Les Shovels ont beau avoir débarqué en plein boom de la scène rock flamande, à l’époque où explosaient dEUS, Moondog Jr. (Zita Swoon) et Evil Superstars -auquel au départ ils ont même emprunté deux membres: Bart Vandebroek et Dave Schroyen-, ils n’ont jamais pour autant connu la popularité. “Le seul moment où on s’en est approché, c’était en 2006 avec l’album Dig It! On a donné au Pukkelpop notre plus gros concert sans qu’on puisse surfer sur ce succès. Je pourrais te dire qu’on a fait 20 fois le Sportpaleis mais ce n’est pas vrai.” Le projet ne décolle pas. Des tensions se font sentir. “J’ai toujours chanté mais je laissais ce rôle à quelqu’un d’autre. Parce que beaucoup de gens n’aimaient pas ma voix. Quand le groupe a implosé, je me suis mis à davantage l’assumer.”

The lost world

Depuis Pop Secret sorti en 2014, Debny est aux commandes de la navette Shovels. À la radio du vaisseau, une irrésistible et bancale pop sixties. Des chansons qui restent dans la tête. Qu’on peut fredonner sous la douche et siffler en travaillant. Les petites pépites d’Erik renvoient aussi immanquablement à Daniel Johnston. “J’ai entendu qu’on m’y comparait alors j’ai écouté. J’aime beaucoup. Mais il ne m’a pas inspiré. Je n’écoute que des vieux trucs. J’ai bien aimé le premier album de Jake Bugg et le morceau Default de Django Django. Il y a peut-être une ou deux chansons par an dont je m’amourache. Mais quand j’étais enfant, tu avais des nouveaux titres incroyables tous les jours. C’était extraordinaire. Ce monde a disparu.

© National

Debny s’en prend à la mode. “Je veux la tuer. Détruire cette idée, démolir ce concept. Pour d’obscures raisons, on est toujours restés sous les radars même si on a de bonnes chansons qui auraient mérité davantage d’attention. C’est facile de critiquer ma musique. Elle vient du passé, semble sortir des années 60. Mais on ne devrait pas parler de tout ça. Si c’est bien, c’est bien. Peu importe le genre ou le style. Ce que je fais est nouveau. Ce sont de nouveaux morceaux, de nouvelles paroles, de nouvelles mélodies. Je suis original. Je ne vole rien à personne.

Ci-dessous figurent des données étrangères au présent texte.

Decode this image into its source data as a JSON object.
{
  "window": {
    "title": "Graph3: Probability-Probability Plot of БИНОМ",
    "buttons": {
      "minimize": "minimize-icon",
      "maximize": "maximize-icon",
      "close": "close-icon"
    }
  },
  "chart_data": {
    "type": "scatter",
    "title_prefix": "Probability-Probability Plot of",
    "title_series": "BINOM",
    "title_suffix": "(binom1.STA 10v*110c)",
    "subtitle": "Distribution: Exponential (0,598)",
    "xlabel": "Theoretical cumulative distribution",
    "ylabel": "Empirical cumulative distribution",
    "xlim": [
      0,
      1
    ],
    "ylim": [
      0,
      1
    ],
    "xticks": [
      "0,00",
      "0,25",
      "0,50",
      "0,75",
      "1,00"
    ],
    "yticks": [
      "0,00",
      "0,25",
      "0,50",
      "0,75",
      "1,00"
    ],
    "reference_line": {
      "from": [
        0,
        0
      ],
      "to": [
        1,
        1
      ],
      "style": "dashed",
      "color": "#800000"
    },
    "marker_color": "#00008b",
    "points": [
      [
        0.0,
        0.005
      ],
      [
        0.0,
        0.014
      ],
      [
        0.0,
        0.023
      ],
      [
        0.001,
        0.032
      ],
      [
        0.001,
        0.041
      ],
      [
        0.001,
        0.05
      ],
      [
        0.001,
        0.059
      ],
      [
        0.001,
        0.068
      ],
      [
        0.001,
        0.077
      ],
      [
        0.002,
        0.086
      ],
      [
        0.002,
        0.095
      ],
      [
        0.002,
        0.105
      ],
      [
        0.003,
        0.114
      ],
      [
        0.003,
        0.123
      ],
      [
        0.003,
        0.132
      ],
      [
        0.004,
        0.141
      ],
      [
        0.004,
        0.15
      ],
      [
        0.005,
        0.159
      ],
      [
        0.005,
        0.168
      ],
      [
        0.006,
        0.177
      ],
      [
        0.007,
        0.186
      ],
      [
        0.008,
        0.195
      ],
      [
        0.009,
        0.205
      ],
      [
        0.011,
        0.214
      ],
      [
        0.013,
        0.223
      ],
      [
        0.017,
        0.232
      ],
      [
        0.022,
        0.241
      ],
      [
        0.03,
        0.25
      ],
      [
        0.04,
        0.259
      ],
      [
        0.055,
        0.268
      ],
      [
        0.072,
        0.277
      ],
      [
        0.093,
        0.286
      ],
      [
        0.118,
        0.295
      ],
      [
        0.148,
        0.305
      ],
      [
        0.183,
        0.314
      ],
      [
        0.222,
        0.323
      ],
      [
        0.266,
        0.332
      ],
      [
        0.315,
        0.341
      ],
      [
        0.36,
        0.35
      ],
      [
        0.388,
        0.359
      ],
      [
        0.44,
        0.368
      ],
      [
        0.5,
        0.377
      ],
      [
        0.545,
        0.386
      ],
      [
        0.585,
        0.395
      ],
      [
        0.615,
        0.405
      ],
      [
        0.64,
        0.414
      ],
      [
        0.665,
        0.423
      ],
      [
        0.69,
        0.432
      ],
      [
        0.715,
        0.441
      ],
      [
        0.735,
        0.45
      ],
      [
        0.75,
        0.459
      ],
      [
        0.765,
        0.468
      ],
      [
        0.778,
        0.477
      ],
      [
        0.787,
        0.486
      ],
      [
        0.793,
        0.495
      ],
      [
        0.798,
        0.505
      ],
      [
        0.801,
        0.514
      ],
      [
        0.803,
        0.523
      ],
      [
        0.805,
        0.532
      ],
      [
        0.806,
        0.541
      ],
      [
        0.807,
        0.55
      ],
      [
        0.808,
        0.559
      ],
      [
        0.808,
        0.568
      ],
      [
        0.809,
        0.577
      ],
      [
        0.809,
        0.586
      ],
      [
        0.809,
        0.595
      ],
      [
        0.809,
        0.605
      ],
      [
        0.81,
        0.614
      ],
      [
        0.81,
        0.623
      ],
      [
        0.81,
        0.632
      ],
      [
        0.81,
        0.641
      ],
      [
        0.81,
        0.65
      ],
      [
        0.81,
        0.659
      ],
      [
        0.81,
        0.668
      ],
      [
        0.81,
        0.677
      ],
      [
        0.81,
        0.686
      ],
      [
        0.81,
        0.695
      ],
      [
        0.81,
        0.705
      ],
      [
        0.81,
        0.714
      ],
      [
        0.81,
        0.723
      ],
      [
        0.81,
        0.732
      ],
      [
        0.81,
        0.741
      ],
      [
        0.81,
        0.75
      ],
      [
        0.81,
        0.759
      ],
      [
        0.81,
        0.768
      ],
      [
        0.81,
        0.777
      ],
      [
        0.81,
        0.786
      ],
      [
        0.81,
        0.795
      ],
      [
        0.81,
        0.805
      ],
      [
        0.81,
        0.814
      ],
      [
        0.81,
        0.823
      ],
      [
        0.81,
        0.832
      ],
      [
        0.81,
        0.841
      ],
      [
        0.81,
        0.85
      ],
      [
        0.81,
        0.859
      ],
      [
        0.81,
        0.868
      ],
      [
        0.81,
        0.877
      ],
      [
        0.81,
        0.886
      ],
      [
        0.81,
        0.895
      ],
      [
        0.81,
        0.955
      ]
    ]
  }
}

Dernier album de ses Shovels en date (Debny a aussi sorti un disque solo, Beat the System, en 2018), The Phoenix Project traite pas mal de technologie. “Je n’y suis pas opposé mais nous devons la contrôler. Et pour l’instant, c’est plutôt le contraire qui se passe. En plus, elle détruit l’environnement et ça n’a l’air d’embêter personne. Tout le monde se tait. Plutôt que de s’échiner à construire du durable, on vit dans l’obsolescence programmée.

Le Limbourgeois planche actuellement sur un album avec la chanteuse et guitariste de Peuk, Nele Janssen (qui est de tous les Shovels), et sortira l’an prochain un concept album autour des chats. “The Phoenix Project n’a pas été porté par la radio ou la presse. Les gens ont peur de ma musique, je crois. Elle leur semble venue d’une autre planète. Ils pensent qu’ils ne peuvent pas la promouvoir et ils ne veulent pas prendre de risque. Ils veulent rester bien au chaud, en sécurité, dans l’air du temps. La nostalgie n’est plus ce qu’elle était. Peut-être que des gens de 80 ou 90 balais aiment la musique des sixties. Mais c’est fini je crois. À moins que l’industrie ne se rende compte qu’elle peut y gagner du fric.” Peut-on être nostalgique d’une période qu’on n’a pas connue? “Bien sûr. Dans mes rêves, tout se passe bien. Les voitures aussi étaient plus jolies dans les années 60. Aujourd’hui, elles sont laides et se ressemblent toutes. On peut parler de leur couleur. Et puis de cette dictature du provisoire. Tout est fait pour mourir jeune et tomber en panne. Pour déconner la garantie à peine expirée.”

The Shovels, The Phoenix Project, distribué par Fons Records.